Reuben's work had actually come under scrutiny as early as 2007, when several anesthesiologists noticed his studies never showed negative results. Greg Koski, former director of the Office for Human Research Protections, said the fraud was unusual because Reuben was able to carry it on for almost 13 years without being caught by the peer review process.

All of Reuben's 21 fraudulent articles, as well as the article abstracts, are documented in the magazine Healthcare Ledger.

Tufts has since cut ties with Reuben, and his Massachusetts medical license was permanently revoked after a period in which he voluntarily agreed not to practice.

== Sentencing ==

On January 7, 2010 Reuben agreed to plead guilty to one count of health care fraud. Prosecutors alleged that Reuben obtained thousands of dollars in grants for research that he never performed. He formally pleaded guilty on February 21, 2010 before Judge Michael Ponsor. On May 24, Ponsor sentenced him to six months in prison, followed by three years of supervised release. He was ordered to pay a $5,000 fine, forfeit $50,000 to the government and make $360,000 in restitution to pharmaceutical companies. The plea deal effectively ended his career as a doctor; most states will not grant medical licenses to convicted felons.
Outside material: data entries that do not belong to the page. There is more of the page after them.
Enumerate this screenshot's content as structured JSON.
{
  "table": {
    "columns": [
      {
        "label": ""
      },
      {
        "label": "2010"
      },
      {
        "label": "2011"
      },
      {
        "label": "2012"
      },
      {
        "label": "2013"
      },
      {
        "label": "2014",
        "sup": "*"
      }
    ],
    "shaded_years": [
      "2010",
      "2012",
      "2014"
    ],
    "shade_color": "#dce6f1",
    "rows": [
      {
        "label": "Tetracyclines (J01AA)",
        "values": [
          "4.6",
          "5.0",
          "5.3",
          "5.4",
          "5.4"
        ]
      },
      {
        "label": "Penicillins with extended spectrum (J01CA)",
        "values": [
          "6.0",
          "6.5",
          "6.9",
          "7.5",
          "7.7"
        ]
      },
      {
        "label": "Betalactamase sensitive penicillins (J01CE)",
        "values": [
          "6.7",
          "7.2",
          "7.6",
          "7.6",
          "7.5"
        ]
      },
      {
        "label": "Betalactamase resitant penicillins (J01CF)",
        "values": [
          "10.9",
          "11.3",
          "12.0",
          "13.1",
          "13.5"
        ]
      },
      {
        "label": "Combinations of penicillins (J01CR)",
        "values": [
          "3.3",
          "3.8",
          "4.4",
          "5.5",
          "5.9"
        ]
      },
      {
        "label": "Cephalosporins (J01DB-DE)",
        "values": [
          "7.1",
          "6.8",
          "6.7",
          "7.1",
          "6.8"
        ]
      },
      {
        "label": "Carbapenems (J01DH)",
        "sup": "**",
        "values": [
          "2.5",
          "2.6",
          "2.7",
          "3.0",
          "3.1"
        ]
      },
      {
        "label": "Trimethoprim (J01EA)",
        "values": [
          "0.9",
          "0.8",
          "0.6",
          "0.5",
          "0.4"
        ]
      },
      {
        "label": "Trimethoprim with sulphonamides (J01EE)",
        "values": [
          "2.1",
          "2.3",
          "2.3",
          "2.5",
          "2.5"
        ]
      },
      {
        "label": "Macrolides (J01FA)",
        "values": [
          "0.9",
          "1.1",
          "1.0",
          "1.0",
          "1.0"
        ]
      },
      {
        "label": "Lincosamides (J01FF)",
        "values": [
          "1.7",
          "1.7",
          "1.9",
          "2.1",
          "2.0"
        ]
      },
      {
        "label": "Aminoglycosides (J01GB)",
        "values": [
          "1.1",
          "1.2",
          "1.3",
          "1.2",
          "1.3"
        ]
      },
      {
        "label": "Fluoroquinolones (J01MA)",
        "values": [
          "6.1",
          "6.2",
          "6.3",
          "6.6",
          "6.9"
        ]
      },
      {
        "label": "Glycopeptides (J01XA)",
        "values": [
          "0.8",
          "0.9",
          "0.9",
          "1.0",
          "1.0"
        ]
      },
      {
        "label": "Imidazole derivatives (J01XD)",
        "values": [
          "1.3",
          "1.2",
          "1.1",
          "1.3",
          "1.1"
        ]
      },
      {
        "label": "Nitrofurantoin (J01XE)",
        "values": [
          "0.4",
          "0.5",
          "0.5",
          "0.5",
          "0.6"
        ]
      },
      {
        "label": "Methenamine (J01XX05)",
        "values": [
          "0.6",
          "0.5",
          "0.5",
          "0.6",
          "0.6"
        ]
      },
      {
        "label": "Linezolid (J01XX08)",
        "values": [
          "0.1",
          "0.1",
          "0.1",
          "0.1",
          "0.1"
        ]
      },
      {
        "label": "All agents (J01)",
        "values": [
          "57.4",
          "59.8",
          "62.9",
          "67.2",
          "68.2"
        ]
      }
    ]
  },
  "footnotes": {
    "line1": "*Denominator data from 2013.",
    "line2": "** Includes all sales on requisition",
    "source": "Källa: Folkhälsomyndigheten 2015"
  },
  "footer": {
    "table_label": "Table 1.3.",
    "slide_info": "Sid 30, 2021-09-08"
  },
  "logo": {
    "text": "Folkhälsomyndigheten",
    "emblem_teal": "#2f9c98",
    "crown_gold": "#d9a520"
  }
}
On November 16, 2011 the U.S. Food and Drug Administration (FDA) issued an order permanently debarring Reuben from assisting in drug applications.

==Impact==
A 2009 review of systematic review articles used in evidence-based medicine found that while some reviews were no longer valid when the Reuben studies were removed, the conclusions in the majority of them remained unchanged. The review found that the key Reuben claims that needed to be re-examined were "the absence of detrimental effects of coxibs on bone healing after spine surgery, the beneficial long-term outcome after preemptive administration of coxibs including an allegedly decreased incidence of chronic pain after surgery, and the analgesic efficacy of ketorolac or clonidine when added to local anesthetics for intravenous regional anesthesia."

In 2010 the editorial in Anaesthesia argued that,

Reuben's fabricated data may have had impact beyond systematic review conclusions because they addressed topical questions for which anaesthetists, surgeons, and patients seek answers, such as the utility of multimodal anaesthesia, or whether non-steroidal anti-inflammatory drugs (NSAIDs) influence bone healing ... Millions of people have had NSAIDs after fractures, trauma or orthopaedic surgery without problems of bone healing. The plausibility of a sizeable negative effect of NSAIDs on bone healing has to be questioned.